-America first -Yes Sir

Donald Trump, America first, America first’ derken ne demek istediğini pek çoğumuz anlamış olsak da, asıl amacının tribünlere oynamak olduğunu biliyorduk.

Aradan zaman geçti, Ortadoğu’daki çıkarları söz konusu olduğunda bize karşı YPG’yi açıkça desteklemesi bir gerçeği ortaya çıkardı.

Ortadoğu’da, ABD kendi çıkarları için Türkiye gibi NATO üyesi bir müttefikini bile gözden çıkarabiliyor. Gelinen noktada çırpınışlarımızla gülünç duruma düştük.

Zamanında bunları öngörmeden yapılan söylemlerle komşu ülkelerle ilişkileri adeta “Namus meselesi” tarzında sürdürme ısrarı bizi buraya taşıdı.

Olası bir Trump-Erdoğan görüşmesindeki 45 dakikaya bu sorunların hangisi sığar ve çözülür.

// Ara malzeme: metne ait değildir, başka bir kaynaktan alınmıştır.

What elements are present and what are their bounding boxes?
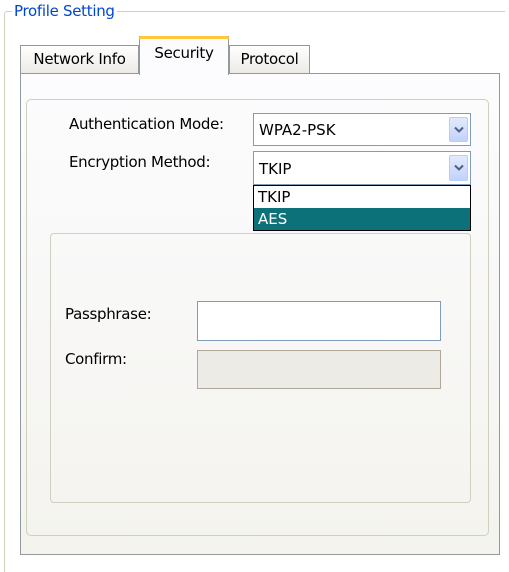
encryption-option-tkip[interactable]: TKIP [254,186,470,208]
confirm-label: Confirm: [65,350,127,368]
profile-setting-title: Profile Setting [12,1,117,21]
authentication-mode-select[interactable]: WPA2-PSK [253,113,471,146]
encryption-option-aes[interactable]: AES [254,208,470,230]
passphrase-input[interactable] [197,301,441,341]
encryption-method-dropdown-button[interactable] [449,155,468,181]
tab-security[interactable]: Security [139,36,229,75]
encryption-method-label: Encryption Method: [69,153,211,171]
confirm-input[interactable] [197,350,441,389]
tab-network-info[interactable]: Network Info [20,45,139,73]
chevron-down-icon [454,126,464,133]
authentication-mode-value: WPA2-PSK [259,121,336,139]
passphrase-label: Passphrase: [65,305,152,323]
encryption-method-select[interactable]: TKIP [253,151,471,185]
encryption-method-dropdown-list: TKIP AES [253,185,471,231]
encryption-method-value: TKIP [259,160,292,178]
authentication-mode-dropdown-button[interactable] [449,117,468,142]
authentication-mode-label: Authentication Mode: [69,115,224,133]
chevron-down-icon [454,164,464,171]
tab-protocol[interactable]: Protocol [229,45,310,73]
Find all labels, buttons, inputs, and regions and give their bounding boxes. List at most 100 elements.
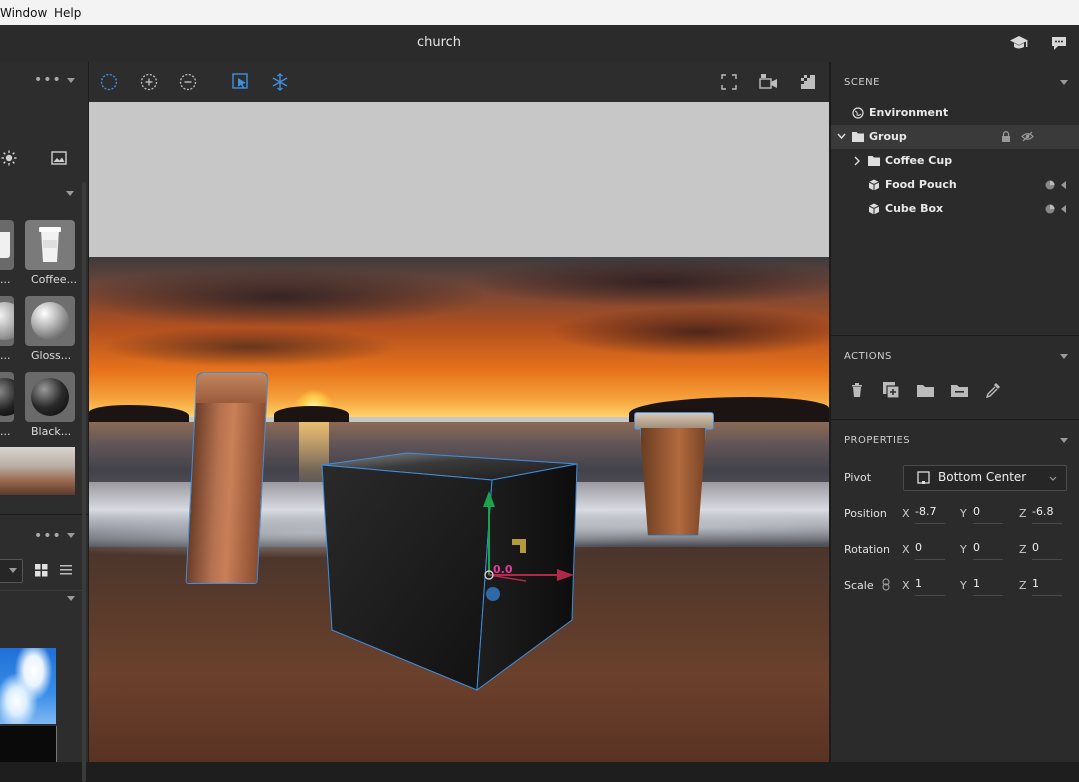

Hadi diyelim ki, önden giden zat-ı muhteremler, mevkidaşları ile anlaştılar ve sadece liderler usulen görüşerek karara bağlayacaklar.

İşin bu tarafı da felaket ötesi...

Hulusi Akar, Hakan Fidan ve Bekir Bozdağ sözüm ona, Erdoğan’ın gelişine zemin ayarlayacakken, o zemine sabun koymuş oldular.

YPG olmadı, Fettullah Gülen, o da olmadı Zarrab meselesini çözelim düşüncesi ile ABD’ye giden heyetlerin ülkeye dönecek yüzleri kaldı mı, merak konusu.

Ülkemizi bu noktaya taşımaya kimsenin hakkı yok.

Bu rezaletin startı Esat’a, ESET demekle başladı. Şimdi de “Gidene kadar bu iş çözülür, umarım” demenin Trump’a, TURP demekten farkı yok. Biraz daha ölçüsüz diplomasi sürdürsek, önümüze IŞİD dosyası ile başlayan bir dizi problem çıkaracaklar.

Referandum öncesi “Tek adam yönetimi felakettir” dediğimiz tam da buydu.

Beyaz Saray’da 45 dakikalık görüşmede Trump ilk dakikada “‘AMERİCA FIRST” derse, 44 dakika susmak, 45.dakikada cevap vermek zorunda kalacağız.

Trump;

-America first

Erdoğan;

-Yes sir

Ülkemizi bu hale getirmek, kimsenin haddi değildir.

Yalanla, dolanla kandırılan seçmen, YSK ile kurulan referandum komedisi.

Saray yerinde, kırmızı plakalılar keyifte.

Gazeteciler tutsak.

Özgür kalmak için “Kavurmacı” mı olsak?